Проезжая мимо станции киевского метро, мимо многоэтажных домов с лоджиями в новых районах города, я должен был сделать над собой немалое усилие, чтобы вообразить себя в старом Киеве-Егупеце, с древним Крещатиком и Подолом, с его прежним шумом и гамом, и представить себе, что пассажиры в автобусе мои старые добрые знакомые: стоит мне отвернуться от окна — и увижу перед собой отца Шолом-Алейхема реб Нохума Вевика, постоянно озабоченного, с широким белым лбом, изборожденным морщинами, и редкой бородкой; дядю Пиню Вевика с красивыми живыми, смеющимися глазами; дядю Нисона с закрученными пейсами, который запросто мог рассмешить целый мир; сироту Шмулика, краснощекого, с задумчивыми влажными глазами, словно застланными дымком; Меерку, сына раввина; конопатую Фруму; Фейгеле Ашмедай; кантора Элю в самого Шолома — сына Нохума Вевика…
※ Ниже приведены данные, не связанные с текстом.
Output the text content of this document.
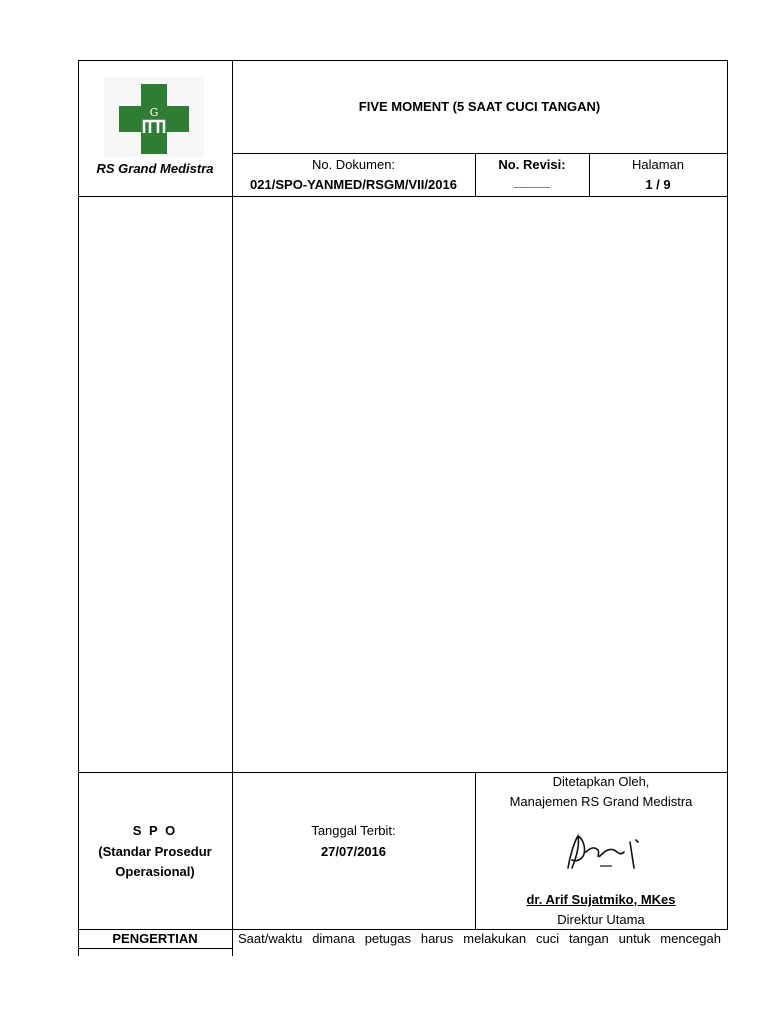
G
RS Grand Medistra
FIVE MOMENT (5 SAAT CUCI TANGAN)
No. Dokumen:
021/SPO-YANMED/RSGM/VII/2016
No. Revisi:
_____
Halaman
1 / 9
S P O
(Standar Prosedur
Operasional)
Tanggal Terbit:
27/07/2016
Ditetapkan Oleh,
Manajemen RS Grand Medistra
dr. Arif Sujatmiko, MKes
Direktur Utama
PENGERTIAN	Saat/waktu dimana petugas harus melakukan cuci tangan untuk mencegah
Когда часа через полтора я сошел в Борисполе, где мне долго пришлось ждать автобуса на Воронково, я следил за собой, стараясь не выйти из роли, в которую так вошел, что сам удивился, как это я не остановил человека в черном длинном, до пят, пальто, с круглой шапочкой на голове, которого я издали принял за обитателя Касриловки, и не спросил, когда увидел большой крест на его груди, о Тевье-молочнике, его дочери Хаве, о Феде, которого Хава назвала вторым Горьким…
Одно могу, однако, сказать с полной уверенностью: среди пассажиров небольшого воронковского автобуса я был единственным человеком, который не жаловался на тесноту, на жару, на пыль, летящую в окна, и на постоянную тряску, от которой прямо сердце выпрыгивало. Наоборот, именно эта тряска помогала воображению: мне казалось, что я еду на тряской телеге по касриловскому, в рытвинах, большаку.
Тем не менее, выйдя из автобуса и хорошенько осмотревшись вокруг, я вынужден был спросить у шофера, что это за местечко и как оно называется.
Шофер с удивлением глянул на меня и ответил, что это деревня, а не местечко.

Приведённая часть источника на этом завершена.